I propose extending Python’s built-in getattr function to support nested attribute access using dotted strings. This feature would simplify retrieving deeply nested attributes dynamically without the need for custom implementations or looping. For example:
Current workaround
value = getattr(getattr(getattr(getattr(myobj, 'employee'), 'department'), 'manager'), 'name')
# or with a custom implementation
def deep_getattr(obj, attr):
for key in attr.split('.'):
obj = getattr(obj, key)
return obj
value = deep_getattr(myobj, 'employee.department.manager.name')
Proposed built-in support
value = getattr(myobj, 'employee.department.manager.name')
Benefits:
Reduces boilerplate code for nested attribute traversal.
Aligns with Python’s philosophy of simplicity and readability.
Useful for dynamic object traversal in frameworks, APIs, and data-driven applications.
Questions to Discuss:
Should this be a built-in feature, or remain a helper function?
Should the feature also handle indexed access for lists (e.g., user.children[0].first_name)? (imo, no need)
Discussion Question:
Would this feature simplify enough common use cases to justify adding it to the standard library, or is it too niche for inclusion?
This does already exist in a slightly different form - operator.attrgetter('employee.department.manager.name')(obj), though probably you’d store the getter object. Putting this in getattr() would be a bad idea though - getattr/setattr are explicitly documented as allowing any string for attributes, including dotted names. Objects can store under any name, it’s just that .attr syntax limits what names are possible there. So adding this would be backwards incompatible.
You usually write myobj.employee.department.manager.name instead of getattr(getattr(getattr(getattr(myobj, 'employee'), 'department'), 'manager'), 'name').
To give the original poster the benefit of the doubt, I can only presume that the example they showed was for demonstration. The use case for getattr is generally to have a dynamic attribute name, or to be used with the default to avoid ugly try statements.
Thank you for bringing this up! If modifying getattr were still on the table, an optional keyword argument (e.g., nested=True) could distinguish between regular and dotted-name access, preserving compatibility. For example:
value = getattr(obj, "abc.xyz") # Existing behavior
value = getattr(obj, "abc.xyz", nested=True) # New one
This was just the idea I was going to give if some would say this.
But I now guess this proposal is not the right fit for Python’s design principles or practical implementation.
True, but this targets dynamic access when the path is a runtime string like "employee.department.manager.name". Tools like operator.attrgetter help, and I appreciate the feedback!
In case of dynamic access you would need first to create a dot-separated string from dynamic names, and then getattr would need to split it on separate attribute names.
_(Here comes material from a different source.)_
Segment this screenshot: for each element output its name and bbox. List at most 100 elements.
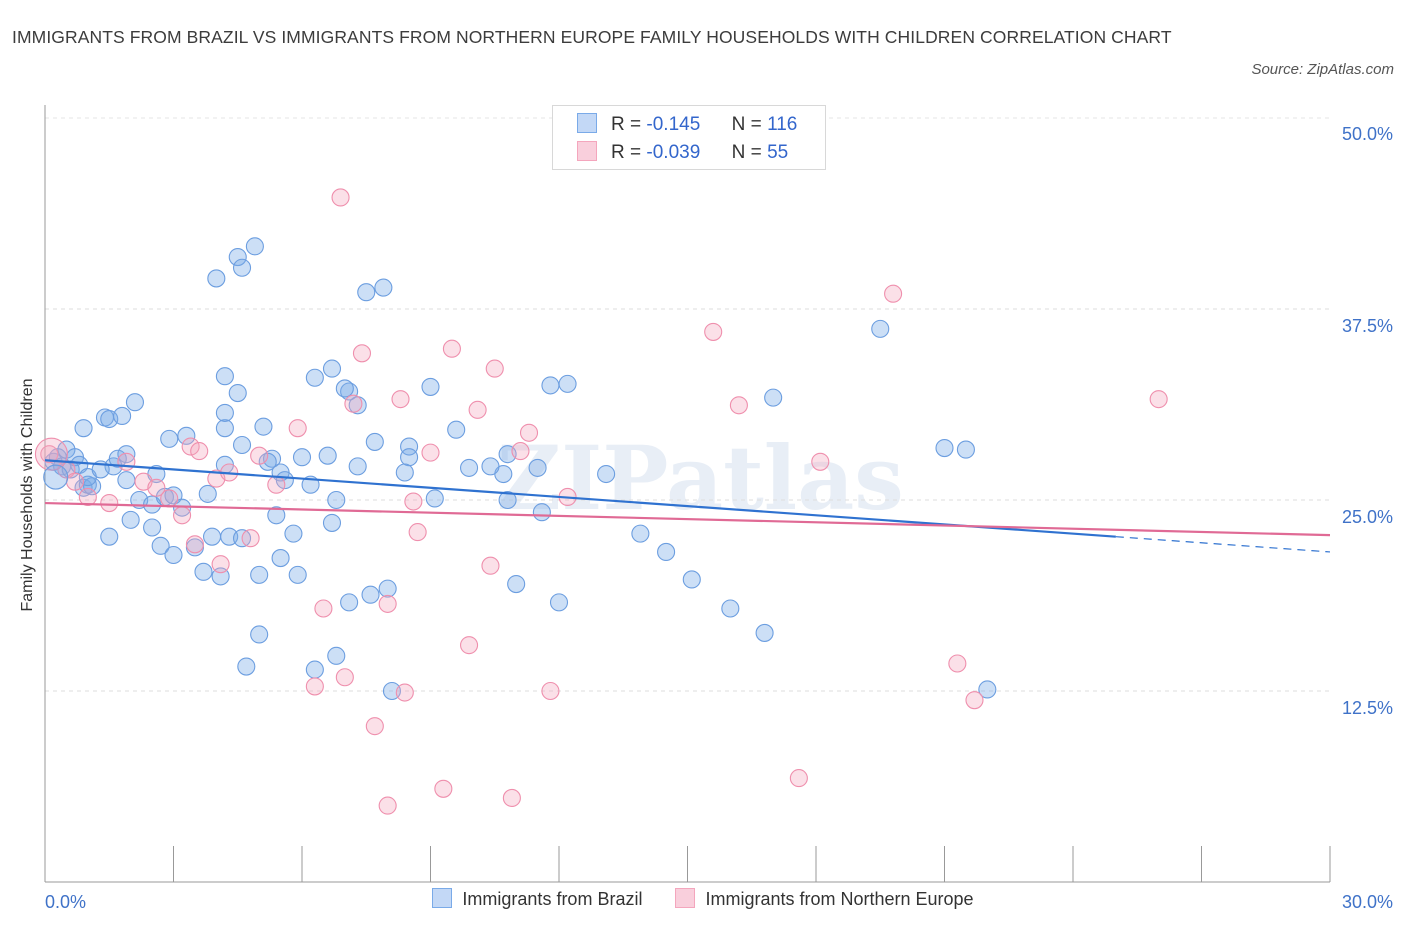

This is not particularly efficient.
Got the point! Thanks for the feedback, will appreciate that!
I’ll try to research more on my next feature req and look for more advanced change suggestions.
I ran into a case where this would be helpful again today, but for a reason I don’t think anybody brought up yet — the default argument.
Needing to access a specific nested attribute in structured data, where somewhere down the line, some of the attributes might start to be missing, because they’re only available under certain scenarios, the best implementation is using a try ... except block. I find this a bit overly verbose and unnecessary.
In my case, I was already inside a try ... except block, which is what finally prompted me to propose a change / join a proposal discussion.
From a technical point of view, I think implementing nested access in getattr is a bit problematic, because, like it or not, even though they cannot be accessed via normal syntax, attributes can have dots in their name. On top of that, operator.attrgetter already exists, which implements nested access already, and isn’t such a critical component of the language.
I don’t really see any reason why operator.attrgetter, and for consistency operator.itemgetter, couldn’t get a default keyword argument, bringing it on-par with getattr’s functionality.
The main technical consideration here, I think, are which exceptions should they suppress. For operator.attrgetter, I think is pretty straight-forward — only AttributeError. For operator.itemgetter, I think it’s a fair a bit more common to possibly to encounter exceptions other than KeyError, but I think only suppressing KeyError is a very reasonable implementation choice.